The good news about snakes is that a gardener with an acute sense of smell might be able to smell it before she steps on it.

The bad news is that a really smelly snake might be one of Texas’ venomous ones — the cottonmouth water moccasin.

Waco-area residents and people in wetter, eastern counties are more likely to see water moccasins than people in other parts of the state.

The Eastern hognose snake (above) is often mistaken by Waco-area gardeners to be the venomous cottonmouth, which is known to possess a skunklike odor.
The Eastern hognose snake (above) is often mistaken by Waco-area gardeners to be the venomous cottonmouth, which is known to possess a skunklike odor.
Jim Mone/Associated Press

But Joel Sanchez, field supervisor for animal control in Waco, said the Eastern hognose snake, similar in appearance to the venomous water moccasin, is the more likely culprit.

He said he sometimes hears about that snake from people living near the lake and they confuse it with the water moccasin.

Main diet

The hognose snake’s main diet is frogs and it rarely bites people.

About that smell: Tom Regner of Austin, who ferrets out venomous snakes from buildings for commercial clients statewide, said the cottonmouth has a stench.

“It’s sweet and foul, a skunklike smell, especially if provoked,” Regner said. “Many times I have smelled them before I’ve found them.”

He does not recall a particular rattlesnake odor, though, and cautioned that not all rattlesnakes make a sound.

That’s good to keep in mind because rattlesnakes are almost everywhere, including Waco.

The other two types of venomous snakes in Texas are copperheads and coral snakes, which area residents are less likely to come upon.

While many gardeners might be seeking ways to get snakes out of the backyard, people who really know snakes, such as Regner, bring them in.
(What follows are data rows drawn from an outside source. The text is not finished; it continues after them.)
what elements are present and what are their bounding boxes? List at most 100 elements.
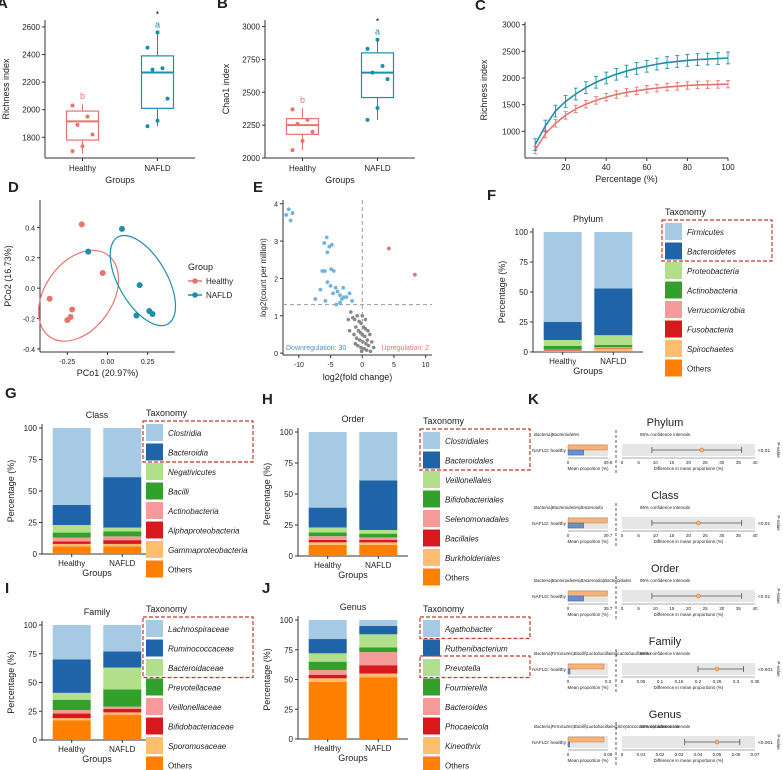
panel-i-legend-label: Ruminococcaceae	[168, 645, 234, 654]
panel-j-ytick-label: 100	[280, 616, 294, 625]
panel-k-class-right-tick: 35	[736, 533, 742, 538]
panel-f-bar-segment	[543, 232, 582, 322]
panel-f-bar-segment	[594, 350, 633, 352]
panel-j-bar-segment	[308, 639, 347, 654]
panel-e-xlabel: log2(fold change)	[323, 372, 393, 382]
panel-j-bar-segment	[359, 677, 398, 739]
panel-d-ytick-label: 0.2	[25, 256, 35, 263]
panel-k-genus-right-tick: 0.03	[675, 752, 684, 757]
panel-g-legend-label: Clostridia	[168, 429, 202, 438]
panel-g-bar-segment	[52, 532, 91, 538]
panel-e-point-ns	[352, 332, 356, 337]
panel-k-genus-left-tick-0: 0	[567, 752, 570, 757]
panel-h-legend-highlight-box	[419, 428, 531, 471]
panel-g-legend-swatch	[146, 443, 163, 461]
panel-g-bar-segment	[103, 531, 142, 537]
panel-h-bar-segment	[308, 527, 347, 533]
panel-a-point	[150, 67, 155, 72]
panel-h-xtick-label: Healthy	[314, 561, 341, 570]
panel-k-genus-right-tick: 0.06	[732, 752, 741, 757]
panel-f-legend-title: Taxonomy	[665, 207, 707, 217]
panel-h-bar-segment	[359, 539, 398, 543]
panel-k-phylum-right-tick: 40	[752, 460, 758, 465]
panel-e-point-down	[324, 235, 329, 240]
panel-f-title: Phylum	[573, 214, 603, 224]
panel-g-bar-segment	[103, 428, 142, 478]
panel-k-family-pvalue: <0.001	[758, 667, 773, 673]
panel-g-bar-segment	[103, 527, 142, 532]
panel-j-bar-segment	[308, 674, 347, 679]
panel-i-legend-highlight-box	[142, 616, 254, 679]
panel-k-family-left-xlabel: Mean proportion (%)	[567, 685, 609, 690]
panel-j-legend-highlight-box	[419, 616, 531, 640]
panel-k-phylum-right-tick: 10	[653, 460, 659, 465]
panel-i-bar-segment	[52, 710, 91, 714]
panel-e-point-down	[286, 207, 291, 212]
panel-c-xtick-label: 40	[602, 163, 611, 172]
panel-k-order-right-tick: 5	[637, 606, 640, 611]
panel-f-bar-segment	[543, 351, 582, 352]
panel-c-ytick-label: 3000	[502, 21, 520, 30]
panel-c-letter: C	[475, 0, 486, 14]
panel-f-xtick-label: Healthy	[549, 357, 576, 366]
panel-d-letter: D	[8, 179, 19, 196]
panel-d-point	[133, 312, 140, 319]
panel-h-ytick-label: 0	[289, 552, 294, 561]
panel-k-family-right-tick: 0.15	[675, 679, 684, 684]
panel-e-point-ns	[366, 343, 371, 348]
panel-k-family-left-tick-max: 0.3	[605, 679, 612, 684]
panel-a-ytick-label: 2600	[22, 23, 40, 32]
panel-k-genus-title: Genus	[649, 709, 682, 721]
panel-f-ytick-label: 0	[524, 348, 529, 357]
panel-b-ytick-label: 2500	[242, 88, 260, 97]
panel-k-class-ci-label: 95% confidence intervals	[640, 505, 691, 510]
panel-k-phylum-right-tick: 25	[703, 460, 709, 465]
panel-e-ytick-label: 4	[274, 202, 278, 209]
panel-e-point-down	[322, 241, 327, 245]
panel-f-legend-label: Bacteroidetes	[687, 248, 736, 257]
panel-i-ylabel: Percentage (%)	[6, 651, 16, 714]
panel-j-ylabel: Percentage (%)	[262, 648, 272, 711]
panel-h-legend-label: Bacteroidales	[445, 457, 493, 466]
panel-i-bar-segment	[52, 625, 91, 660]
panel-g-bar-segment	[52, 541, 91, 544]
panel-h-legend-swatch	[423, 451, 440, 469]
panel-i-legend-title: Taxonomy	[146, 604, 188, 614]
panel-i-legend-swatch	[146, 678, 163, 696]
panel-h-bar-segment	[308, 507, 347, 528]
panel-k-family-right-tick: 0.05	[637, 679, 646, 684]
panel-g-legend-label: Others	[168, 566, 192, 575]
panel-k-class-pvalue: <0.01	[758, 521, 770, 527]
panel-j-legend-swatch	[423, 717, 440, 735]
panel-k-phylum-left-tick-max: 39.8	[604, 460, 613, 465]
panel-i-xtick-label: Healthy	[58, 745, 85, 754]
panel-h-legend-label: Veillonellales	[445, 476, 491, 485]
panel-h-legend-label: Bifidobacteriales	[445, 496, 504, 505]
panel-a-xtick-label: NAFLD	[144, 164, 170, 173]
panel-g-legend-swatch	[146, 463, 163, 480]
panel-k-phylum-right-tick: 20	[686, 460, 692, 465]
panel-d-ytick-label: -0.4	[23, 347, 35, 354]
panel-f-legend-highlight-box	[661, 219, 773, 262]
panel-e-point-down	[335, 289, 340, 294]
panel-k-order-right-tick: 30	[719, 606, 725, 611]
panel-b-xtick-label: NAFLD	[364, 164, 390, 173]
panel-d-legend-marker	[192, 278, 198, 284]
panel-a-point	[145, 45, 150, 50]
panel-a-point	[155, 118, 160, 123]
panel-h-legend-label: Bacillales	[445, 535, 479, 544]
panel-k-order-estimate	[696, 593, 701, 599]
panel-k-order-left-tick-max: 39.7	[604, 606, 613, 611]
panel-g-bar-segment	[103, 536, 142, 541]
panel-b-ylabel: Chao1 index	[221, 63, 231, 114]
panel-g-xtick-label: NAFLD	[109, 559, 135, 568]
panel-b-ytick-label: 3000	[242, 23, 260, 32]
panel-e-point-ns	[352, 317, 357, 322]
panel-f-bar-segment	[594, 288, 633, 336]
panel-g-legend-label: Negativicutes	[168, 468, 216, 477]
panel-f-bar-segment	[543, 350, 582, 352]
panel-f-legend-swatch	[665, 359, 682, 377]
panel-f-bar-segment	[594, 348, 633, 351]
panel-e-point-down	[334, 302, 339, 307]
panel-g-legend-label: Bacilli	[168, 488, 189, 497]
He uses beneficial, nonvenomous snakes for rodent control.

Many of the snakes Sanchez faces in Waco are Texas rat snakes, which switch their tail like a rattlesnake and have a box-pattern on their back that many people confuse with the diamond pattern on a rattler.

Rat snakes made up the majority of his snake calls last year. He has had few calls so far this spring.

In the home

If the snake is inside your home, Waco animal control will respond or, after hours, send out a patrol car if one is available, Sanchez said.

But if the snake in your backyard or compost pile is one of the nonharmful varieties, it’s best to leave it alone.

It may make your skin crawl, but it will get rid of rats and other critters invading your compost pile and yard.

If you fear snakes, watch for them mainly on cool mornings because if your compost pile is hot (as it should be if it’s working properly), snakes will crawl on top of it for warmth.